Metal Carbonyl - History

History

Initial experiments on the reaction of carbon monoxide with metals were carried out by Justus von Liebig in 1834. By passing carbon monoxide over molten potassium he prepared a substance having the empirical formula KCO, which he called Kohlenoxidkalium. As demonstrated later, the compound was not a metal carbonyl, but the potassium salt of ´hexahydroxy benzene and the potassium salt of dihydroxy acetylene

The synthesis of the first true heteroleptic metal carbonyl complex was performed by Paul Schützenberger in 1868 by passing chlorine and carbon monoxide over platinum black, where dicarbonyldichloroplatinum (Pt(CO)₂Cl₂) was formed.

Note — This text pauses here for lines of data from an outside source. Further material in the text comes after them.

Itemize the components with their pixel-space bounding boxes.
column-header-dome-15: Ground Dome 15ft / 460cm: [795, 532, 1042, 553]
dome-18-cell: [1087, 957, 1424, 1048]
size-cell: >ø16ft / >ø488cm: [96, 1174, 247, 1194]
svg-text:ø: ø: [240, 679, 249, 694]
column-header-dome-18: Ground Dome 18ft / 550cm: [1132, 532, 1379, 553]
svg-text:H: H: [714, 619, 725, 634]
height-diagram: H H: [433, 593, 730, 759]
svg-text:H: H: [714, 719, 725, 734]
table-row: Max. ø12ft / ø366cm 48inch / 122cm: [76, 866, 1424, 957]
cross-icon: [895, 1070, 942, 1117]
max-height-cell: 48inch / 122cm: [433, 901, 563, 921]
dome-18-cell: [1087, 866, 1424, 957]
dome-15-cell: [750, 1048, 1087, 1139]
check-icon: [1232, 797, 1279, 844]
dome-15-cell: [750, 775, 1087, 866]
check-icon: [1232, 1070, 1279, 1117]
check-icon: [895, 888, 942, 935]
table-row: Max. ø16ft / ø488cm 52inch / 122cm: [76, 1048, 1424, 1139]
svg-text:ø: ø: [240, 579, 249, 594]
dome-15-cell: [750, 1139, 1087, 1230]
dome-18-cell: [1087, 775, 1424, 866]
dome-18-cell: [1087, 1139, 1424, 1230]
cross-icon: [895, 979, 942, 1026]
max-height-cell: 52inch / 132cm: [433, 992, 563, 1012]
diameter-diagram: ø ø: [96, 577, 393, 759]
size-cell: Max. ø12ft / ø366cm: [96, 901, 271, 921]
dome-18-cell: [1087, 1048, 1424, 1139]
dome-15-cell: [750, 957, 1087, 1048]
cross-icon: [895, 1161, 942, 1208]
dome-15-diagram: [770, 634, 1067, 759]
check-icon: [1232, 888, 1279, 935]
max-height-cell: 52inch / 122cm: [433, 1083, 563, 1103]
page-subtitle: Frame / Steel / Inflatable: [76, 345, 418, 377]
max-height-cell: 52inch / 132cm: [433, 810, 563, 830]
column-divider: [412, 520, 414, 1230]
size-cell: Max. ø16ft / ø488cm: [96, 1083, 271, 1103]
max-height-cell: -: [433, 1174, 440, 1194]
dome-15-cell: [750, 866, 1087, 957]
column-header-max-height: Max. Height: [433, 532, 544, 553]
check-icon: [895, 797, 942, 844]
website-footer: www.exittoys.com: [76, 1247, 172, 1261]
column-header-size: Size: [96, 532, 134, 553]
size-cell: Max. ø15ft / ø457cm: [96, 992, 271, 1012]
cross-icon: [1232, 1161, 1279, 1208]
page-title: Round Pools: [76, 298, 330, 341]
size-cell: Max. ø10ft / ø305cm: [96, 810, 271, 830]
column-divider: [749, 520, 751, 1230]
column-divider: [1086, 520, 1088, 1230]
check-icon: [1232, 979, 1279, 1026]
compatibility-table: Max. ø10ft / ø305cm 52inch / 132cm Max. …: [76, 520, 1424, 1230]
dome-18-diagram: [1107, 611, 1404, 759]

Ludwig Mond, one of the founders of Imperial Chemical Industries, investigated in the 1890s with Carl Langer and Friedrich Quincke various processes for the recovery of chlorine which was lost in the Solvay process by nickel metals, oxides and salts. As part of their experiments the group treated nickel with carbon monoxide. They found that the resulting gas colored the gas flame of a burner in a greenish-yellowish color; when heated in a glass tube it formed a nickel mirror. The gas could be condensed to a colorless, water-clear liquid with a boiling point of 43 °C. Thus, Mond and his coworker had discovered the first pure, homoleptic metal carbonyl, nickel tetracarbonyl (Ni(CO)₄). The unusual high volatility of the metal compound nickel tetracarbonyl led Kelvin with the statement that Mond had "given wings to the metals'.

The following year, Mond and Marcellin Berthelot independently discovered iron pentacarbonyl, which is produced by a similar procedure as nickel tetracarbonyl. Mond recognized the economic potential of this class of compounds, which he commercially used in the Mond process and financed more research on related compounds. Heinrich Hirtz and his colleague M. Dalton Cowap synthesized metal carbonyls of cobalt, molybdenum, ruthenium, and diiron nonacarbonyl. In 1906 James Dewar and H. O. Jones were able to determine the structure of Diiron nonacarbonyl, which is produced from iron pentacarbonyl by the action of sunlight. After Mond, who died in 1909, the chemistry of metal carbonyls fell for several years in oblivion. The BASF started in 1924 the industrial production of iron pentacarbonyl by a process which was developed by Alwin Mittasch. The iron pentacarbonyl was used for the production of high-purity iron, so-called carbonyl iron, and iron oxide pigment. Not until 1927 did A. Job and A. Cassal succeed in the preparation of chromium hexacarbonyl and tungsten hexacarbonyl, the first synthesis of other homoleptic metal carbonyls.

Walter Hieber played in the years following 1928 a decisive role in the development of metal carbonyl chemistry. He systematically investigated and discovered, among other things, the Hieber base reaction, the first known route to Metal carbonyl hydrides and synthetic pathways leading to metal carbonyls such as dirhenium decacarbonyl. Hieber, who was since 1934 the Director of the Institute of Inorganic Chemistry at the Technical University Munich published in four decades 249 papers on metal carbonyl chemistry.

Also in the 1930s Walter Reppe, an industrial chemist and later board member of the BASF, discovered a number of homogeneous catalytic processes, such as the hydrocarboxylation, in which olefins or alkynes react with carbon monoxide and water to form products such as unsaturated acids and their derivatives. In these reactions, for example, nickel carbonyl or cobalt carbonyls act as catalysts. Reppe also discovered the cyclotrimerization and tetramerization of acetylene and its derivatives to benzene and benzene derivatives with metal carbonyls as catalysts. BASF built in the 1960s a production facility for acrylic acid by the Reppe process, which was only superseded in 1996 by more modern methods based on the catalytic propylene oxidation.

For the rational design of new complexes the concept of the isolobal analogy has been found useful. Roald Hoffmann was awarded with the Nobel Prize in chemistry for the development of the concept. The concept describes metal carbonyl fragments of M(CO)_n as parts of octahedral building blocks in analogy to the tetrahedral CH₃-, CH₂- or CH- fragments in organic chemistry. In example Dimanganese decacarbonyl is formed in terms of the isolobal analogy of two d7Mn(CO)₅ fragments, that are isolobal to the methyl radical CH₃•. These can in analogy to the combination of methyl radicals to Ethane combine to Dimanganese decacarbonyl. The presence of isolobal analog fragments does not mean that the desired structures can be synthezied. In his Nobel Prize lecture Hoffmann emphasized that the isolobal analogy is a useful but simple model, and in some cases does not lead to success.

The economic benefits of metal-catalysed carbonylations, e.g. Reppe chemistry and hydroformylation, led to growth of the area. Metal carbonyl compounds were discovered in the active sites of three naturally occurring enzymes.